Vidal-Gadea A G et al. (2010) Neuronal Development, Synaptic Function and Behavior, Madison, WI "Biogenic amines mediate transition between crawling and swimming in C. elegans"

Brauner M, Gottschalk A, Erbguth K, Kressin L, Vidal-Gadea A G, Topper S, Young L, Pierce-Shimomura J T

[Neuronal Development, Synaptic Function and Behavior, Madison, WI, 2010]
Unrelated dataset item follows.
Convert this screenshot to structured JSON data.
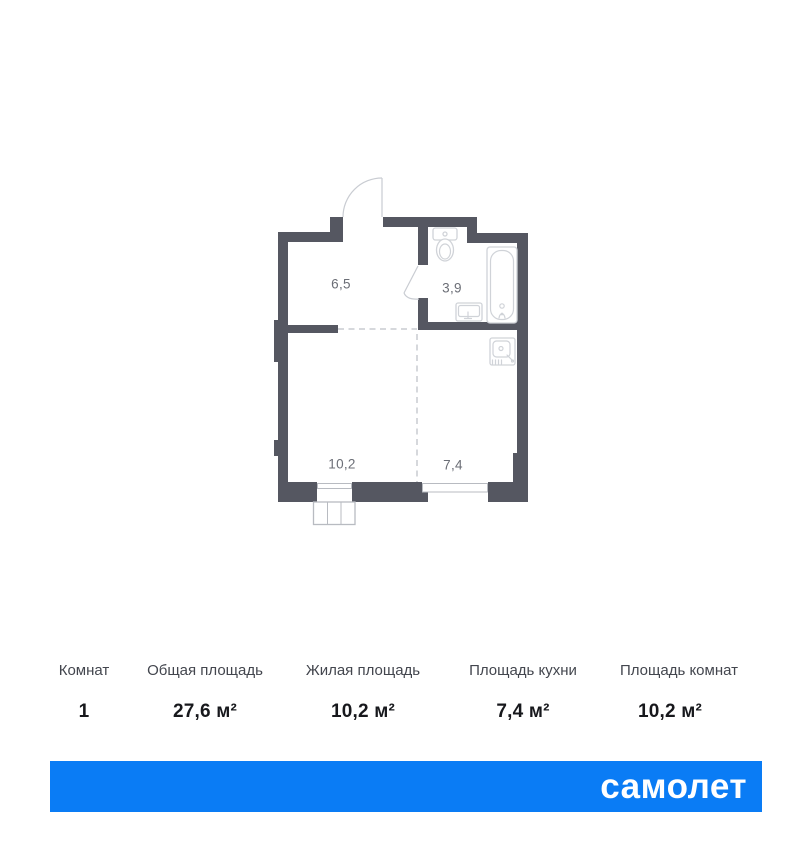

A wide variety of animals must quickly adjust their pattern of locomotion to successfully navigate through different environmental niches. Selection and execution of the appropriate locomotory pattern is therefore paramount to survival. Although C. elegans is capable of performing many adaptive behaviors, it has been controversial whether forward crawling and swimming represent distinct gait-like forms of locomotion or the modulation of a single form of locomotion [1-3]. Biogenic amines have been shown to mediate the transition between gait-like forms of locomotion across taxa as diverse as sea slugs, leeches, lampreys and humans. We previously reported that C. elegans crawls and swims with distinct kinematics and different patterns of muscle activity [2]. We now combine quantitative behavioral analysis, optogenetic tools and neuronal ablation to show that C. elegans uses biogenic amines to switch between crawling and swimming in a gait-like manner. As in other invertebrates, we find that serotonin mediates the smooth transition from crawling to swimming in C. elegans. Serotonin is further required to inhibit motor behaviors (e.g. foraging and pharyngeal pumping) during swimming that normally only accompany crawling. Mirroring the role of dopamine in other invertebrates, C. elegans uses dopamine to successfully initiate and maintain crawling when emerging from liquid. Over 600 million years of separate evolution notwithstanding, the highly conserved role played by biogenic amines such as dopamine and serotonin across taxa attests to how vital their function is to adaptive strategies for locomotion. Korta J, Clark DA, Gabel CV, Mahadevan L, Samuel AD. J. Exp. Bio. 2007 210:2383-9.Pierce-Shimomura JT, Chen BL, Mun JJ, Ho R, Sarkis R, McIntire SL. PNAS. 2008 105:20982-7.Berri S, Boyle JH, Tassieri M, Hope IA, Cohen N. HSFP J. 2009 3:186-93.